10. Another point requires consideration whether the parawise remarks were called for at the instance of the person authorised to consider the representation. The affidavit in reply filed on behalf of the Central Government is silent on this point. It does not deal with as to at whose instance parawise remarks were telegraphically called for from the State Government on the representation and, therefore, it reflects non-application of mind to the issue at that very stage.

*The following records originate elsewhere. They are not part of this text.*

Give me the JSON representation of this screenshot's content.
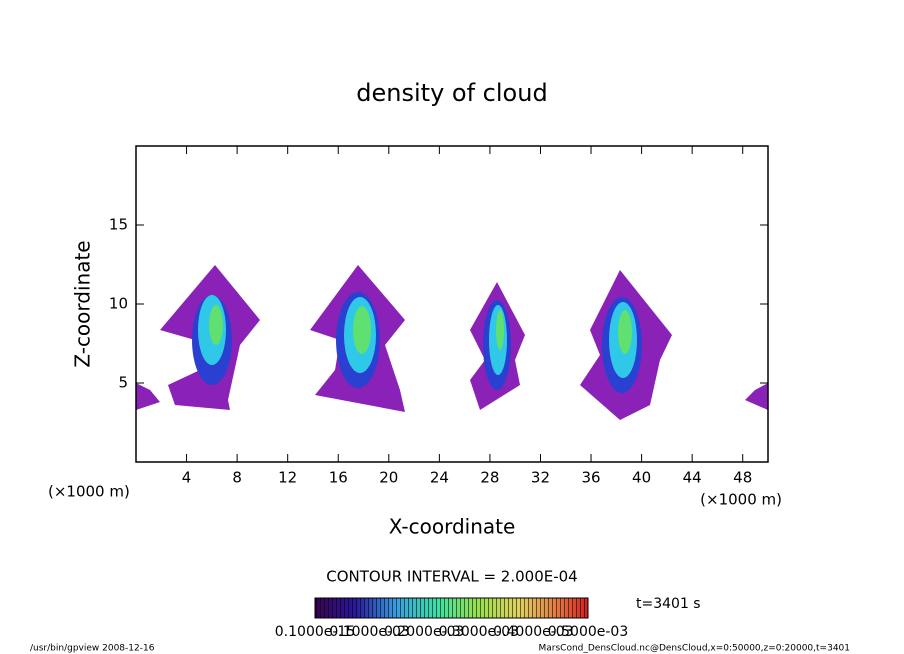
{
  "chart_data": {
    "type": "contour",
    "title": "density of cloud",
    "x_label": "X-coordinate",
    "y_label": "Z-coordinate",
    "x_unit": "(×1000 m)",
    "y_unit": "(×1000 m)",
    "xlim": [
      0,
      50
    ],
    "xticks": [
      4,
      8,
      12,
      16,
      20,
      24,
      28,
      32,
      36,
      40,
      44,
      48
    ],
    "ylim": [
      0,
      20
    ],
    "yticks": [
      5,
      10,
      15
    ],
    "contour_interval": "CONTOUR INTERVAL = 2.000E-04",
    "time_label": "t=3401 s",
    "colorbar_labels": [
      "0.1000e-15",
      "0.1000e-03",
      "0.2000e-03",
      "0.3000e-03",
      "0.4000e-03",
      "0.5000e-03"
    ],
    "footer_left": "/usr/bin/gpview   2008-12-16",
    "footer_right": "MarsCond_DensCloud.nc@DensCloud,x=0:50000,z=0:20000,t=3401"
  }
}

11. In this regard, the decision in the case of R. Bhavsani v. Union of India (supra) may be profitably employed. In that case, representation was received on 28th October, 1998. The comments of the sponsoring authority were called for on 29th October, 1998. The order calling for the comments was not passed by any of the officers empowered to do so. The comments were received on 10th November and the representation was decided on 12th November, 1998. In that case, the Apex Court held that delay from 28th October to 10th November, 1998 was uncalled for and unexplained. It was regarded as unreasonable and fatal to the order of detention. The Apex Court held that the representation was dealt in a routine manner without application of mind by the competent officer as to whether it was necessary to call for the comments of the sponsoring authority or not. The facts of that case are very similar to the facts of the present case. Here, no explanation is coming forward from the Central Government as to whether it was at the instance of the authorised officer that the parawise comments were called for and, therefore, the order of detention would stand vitiated. The petition, therefore, deserves to be allowed.
12. In the result, the petition is allowed. The order of detention dated 26th July, 1999, in respect of the petitioner-Bharatbhai Ramjibhai Parmar, is hereby quashed and set aside. The petitioner-detenu is ordered to be set at liberty forthwith, if not required in any other case. Rule is made absolute with no orders as to costs.